Unable to read Sequence File after doing sqoop

pyspark
rdd-api
sqoop

#1

Hi Team,

I applied sqoop and saved data as sequenceFile format. And when I am tring to read as sc.sequenceFile(“Path”) I am facing error inwritable in pyspark.
Can any one let me rid of this error.
Thank you.


#2

Can you paste sample file format ?


#3

Sure Vinod

image

You can find the attached image.The path provided is sqooped data in sequencefile format.When I am running that I am ending up with errors.


#4

@Tarun_Teja,

Let me explain the issue with non-standardization of “Sequence File Format”, yes Sequence file is not standard & it not so much preferred file format in real-time. Reason? simple “SerDes”, yes they’re not standardized throughout all sequence implementations in all tools (Sqoop, Flume, Hive & you name it) within in just one single distribution (Cloudera/Hortonworks).

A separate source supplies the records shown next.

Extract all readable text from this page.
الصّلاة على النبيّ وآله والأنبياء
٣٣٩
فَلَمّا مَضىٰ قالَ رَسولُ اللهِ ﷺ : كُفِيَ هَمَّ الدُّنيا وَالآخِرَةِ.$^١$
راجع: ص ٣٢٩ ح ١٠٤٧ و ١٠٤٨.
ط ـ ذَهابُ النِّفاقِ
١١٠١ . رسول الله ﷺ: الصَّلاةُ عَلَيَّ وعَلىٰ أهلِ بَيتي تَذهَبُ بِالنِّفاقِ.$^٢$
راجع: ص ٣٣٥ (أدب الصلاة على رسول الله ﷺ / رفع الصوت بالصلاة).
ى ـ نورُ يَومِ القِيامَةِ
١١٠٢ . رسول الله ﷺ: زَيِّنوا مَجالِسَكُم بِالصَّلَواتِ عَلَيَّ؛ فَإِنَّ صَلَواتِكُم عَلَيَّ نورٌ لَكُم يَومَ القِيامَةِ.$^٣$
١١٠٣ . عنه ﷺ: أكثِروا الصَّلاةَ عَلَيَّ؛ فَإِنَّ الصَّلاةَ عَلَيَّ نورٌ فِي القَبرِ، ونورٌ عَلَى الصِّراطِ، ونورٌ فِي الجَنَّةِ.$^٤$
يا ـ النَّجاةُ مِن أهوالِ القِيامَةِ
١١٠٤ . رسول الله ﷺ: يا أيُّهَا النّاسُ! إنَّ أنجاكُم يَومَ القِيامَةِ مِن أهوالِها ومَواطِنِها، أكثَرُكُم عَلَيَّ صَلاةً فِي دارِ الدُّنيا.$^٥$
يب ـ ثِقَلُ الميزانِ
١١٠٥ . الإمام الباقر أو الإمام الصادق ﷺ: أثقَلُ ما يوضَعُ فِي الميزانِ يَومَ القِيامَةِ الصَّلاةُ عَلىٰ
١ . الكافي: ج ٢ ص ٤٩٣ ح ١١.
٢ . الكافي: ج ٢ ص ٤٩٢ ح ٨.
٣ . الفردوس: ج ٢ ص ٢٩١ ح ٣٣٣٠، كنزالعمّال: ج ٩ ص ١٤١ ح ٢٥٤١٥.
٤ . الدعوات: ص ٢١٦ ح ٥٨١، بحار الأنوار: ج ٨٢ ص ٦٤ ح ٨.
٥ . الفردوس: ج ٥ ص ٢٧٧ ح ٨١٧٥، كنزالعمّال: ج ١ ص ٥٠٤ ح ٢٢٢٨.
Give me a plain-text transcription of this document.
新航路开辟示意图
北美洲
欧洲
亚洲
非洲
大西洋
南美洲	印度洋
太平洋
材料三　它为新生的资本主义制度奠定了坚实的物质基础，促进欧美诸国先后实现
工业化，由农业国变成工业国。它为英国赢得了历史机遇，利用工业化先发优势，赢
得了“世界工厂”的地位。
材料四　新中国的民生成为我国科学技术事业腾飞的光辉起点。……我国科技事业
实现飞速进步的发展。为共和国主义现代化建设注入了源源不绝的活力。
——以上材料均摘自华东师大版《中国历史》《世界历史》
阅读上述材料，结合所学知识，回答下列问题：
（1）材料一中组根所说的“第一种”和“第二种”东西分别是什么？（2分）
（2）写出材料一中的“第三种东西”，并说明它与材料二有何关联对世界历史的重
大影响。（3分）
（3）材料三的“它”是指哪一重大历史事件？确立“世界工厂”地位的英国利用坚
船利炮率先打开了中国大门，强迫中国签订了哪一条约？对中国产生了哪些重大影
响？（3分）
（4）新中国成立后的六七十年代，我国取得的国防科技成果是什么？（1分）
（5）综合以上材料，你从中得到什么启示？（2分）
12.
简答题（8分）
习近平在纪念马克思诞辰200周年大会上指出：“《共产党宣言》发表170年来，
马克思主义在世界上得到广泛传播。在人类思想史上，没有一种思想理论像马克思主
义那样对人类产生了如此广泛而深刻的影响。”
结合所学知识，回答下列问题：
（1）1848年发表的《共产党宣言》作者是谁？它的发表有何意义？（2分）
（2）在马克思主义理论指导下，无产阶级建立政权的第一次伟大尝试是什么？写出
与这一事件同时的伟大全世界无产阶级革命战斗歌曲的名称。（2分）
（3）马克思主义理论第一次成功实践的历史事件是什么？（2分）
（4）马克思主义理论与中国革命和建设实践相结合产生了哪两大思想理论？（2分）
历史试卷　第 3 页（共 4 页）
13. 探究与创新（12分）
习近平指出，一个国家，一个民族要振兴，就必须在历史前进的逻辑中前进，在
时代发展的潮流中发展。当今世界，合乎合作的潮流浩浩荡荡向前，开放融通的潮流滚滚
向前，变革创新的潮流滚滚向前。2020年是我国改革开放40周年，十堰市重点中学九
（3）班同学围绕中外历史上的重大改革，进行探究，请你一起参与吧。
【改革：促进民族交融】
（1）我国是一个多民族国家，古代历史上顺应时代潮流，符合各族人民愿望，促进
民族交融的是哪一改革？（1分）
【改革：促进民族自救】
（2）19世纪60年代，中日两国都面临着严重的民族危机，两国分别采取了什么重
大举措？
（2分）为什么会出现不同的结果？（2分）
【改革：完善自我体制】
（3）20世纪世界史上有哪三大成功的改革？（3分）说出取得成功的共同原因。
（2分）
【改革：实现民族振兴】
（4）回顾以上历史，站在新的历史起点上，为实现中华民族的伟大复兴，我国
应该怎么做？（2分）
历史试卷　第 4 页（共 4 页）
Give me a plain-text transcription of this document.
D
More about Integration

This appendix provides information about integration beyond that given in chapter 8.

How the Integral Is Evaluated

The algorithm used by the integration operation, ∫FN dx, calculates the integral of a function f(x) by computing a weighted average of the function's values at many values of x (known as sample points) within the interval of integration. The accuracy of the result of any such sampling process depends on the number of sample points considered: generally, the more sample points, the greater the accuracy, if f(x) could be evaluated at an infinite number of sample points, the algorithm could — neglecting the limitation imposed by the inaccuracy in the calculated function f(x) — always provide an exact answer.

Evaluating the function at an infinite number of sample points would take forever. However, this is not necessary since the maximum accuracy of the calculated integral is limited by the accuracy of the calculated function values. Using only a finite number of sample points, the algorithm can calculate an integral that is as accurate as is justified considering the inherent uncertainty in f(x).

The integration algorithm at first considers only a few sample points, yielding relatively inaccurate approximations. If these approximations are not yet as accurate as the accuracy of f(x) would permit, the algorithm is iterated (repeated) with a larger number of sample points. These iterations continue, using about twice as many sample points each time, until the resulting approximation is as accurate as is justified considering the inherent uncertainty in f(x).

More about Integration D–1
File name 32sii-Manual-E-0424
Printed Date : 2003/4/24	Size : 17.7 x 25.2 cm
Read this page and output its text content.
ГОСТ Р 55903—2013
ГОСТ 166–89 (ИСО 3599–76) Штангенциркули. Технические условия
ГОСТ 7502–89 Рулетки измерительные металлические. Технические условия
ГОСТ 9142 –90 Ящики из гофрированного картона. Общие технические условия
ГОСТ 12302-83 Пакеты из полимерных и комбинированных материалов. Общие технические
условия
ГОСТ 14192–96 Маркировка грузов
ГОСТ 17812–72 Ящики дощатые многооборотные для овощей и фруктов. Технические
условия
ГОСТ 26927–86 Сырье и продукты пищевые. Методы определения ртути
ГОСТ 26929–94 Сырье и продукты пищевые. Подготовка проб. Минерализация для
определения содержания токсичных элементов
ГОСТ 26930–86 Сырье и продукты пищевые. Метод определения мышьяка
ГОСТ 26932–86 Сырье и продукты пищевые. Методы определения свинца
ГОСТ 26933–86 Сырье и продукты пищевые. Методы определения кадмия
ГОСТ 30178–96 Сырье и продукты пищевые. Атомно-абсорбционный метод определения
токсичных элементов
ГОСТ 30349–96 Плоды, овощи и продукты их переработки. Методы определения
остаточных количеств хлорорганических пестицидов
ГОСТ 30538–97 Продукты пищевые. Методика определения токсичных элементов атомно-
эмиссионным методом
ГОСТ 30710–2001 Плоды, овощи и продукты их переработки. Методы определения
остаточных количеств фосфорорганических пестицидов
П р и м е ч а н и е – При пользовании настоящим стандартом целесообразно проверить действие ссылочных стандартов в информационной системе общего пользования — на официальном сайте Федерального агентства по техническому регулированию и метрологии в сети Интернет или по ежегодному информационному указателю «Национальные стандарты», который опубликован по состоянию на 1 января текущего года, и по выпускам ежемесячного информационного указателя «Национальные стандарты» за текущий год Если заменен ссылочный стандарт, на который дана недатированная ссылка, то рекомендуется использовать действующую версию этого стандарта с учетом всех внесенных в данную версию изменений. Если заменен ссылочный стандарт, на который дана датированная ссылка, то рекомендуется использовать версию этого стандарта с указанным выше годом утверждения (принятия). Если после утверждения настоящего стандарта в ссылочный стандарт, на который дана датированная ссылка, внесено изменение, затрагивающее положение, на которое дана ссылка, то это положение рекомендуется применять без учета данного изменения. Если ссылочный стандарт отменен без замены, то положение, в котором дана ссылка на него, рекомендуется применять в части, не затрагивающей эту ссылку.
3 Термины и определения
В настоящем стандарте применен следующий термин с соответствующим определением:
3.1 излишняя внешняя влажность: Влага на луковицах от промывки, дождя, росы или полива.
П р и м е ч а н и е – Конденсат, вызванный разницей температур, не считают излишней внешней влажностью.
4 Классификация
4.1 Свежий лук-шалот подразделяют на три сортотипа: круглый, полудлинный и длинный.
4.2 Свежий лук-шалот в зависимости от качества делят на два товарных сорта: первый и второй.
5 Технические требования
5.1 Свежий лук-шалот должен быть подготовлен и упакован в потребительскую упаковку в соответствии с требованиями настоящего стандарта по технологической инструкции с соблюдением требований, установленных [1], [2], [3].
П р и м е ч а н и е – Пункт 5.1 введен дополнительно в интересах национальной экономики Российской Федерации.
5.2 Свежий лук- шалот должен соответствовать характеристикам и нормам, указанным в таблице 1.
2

It means that when you’ve import data using Sqoop in sequence & try to read it in Hive, then it will not be able to read it cause, both of these SerDe implementations are different. That’s the reason lot of file standards established like ORC, Avro, Parquet etc…

If still you want to read that Sqoop sequenced data in Spark, then identify the SerDe from JAR generated by Sqoop when executed specific job & use same classes in Spark as “newHadoopAPI” in RDDs.


#5

Thank you for detail explanation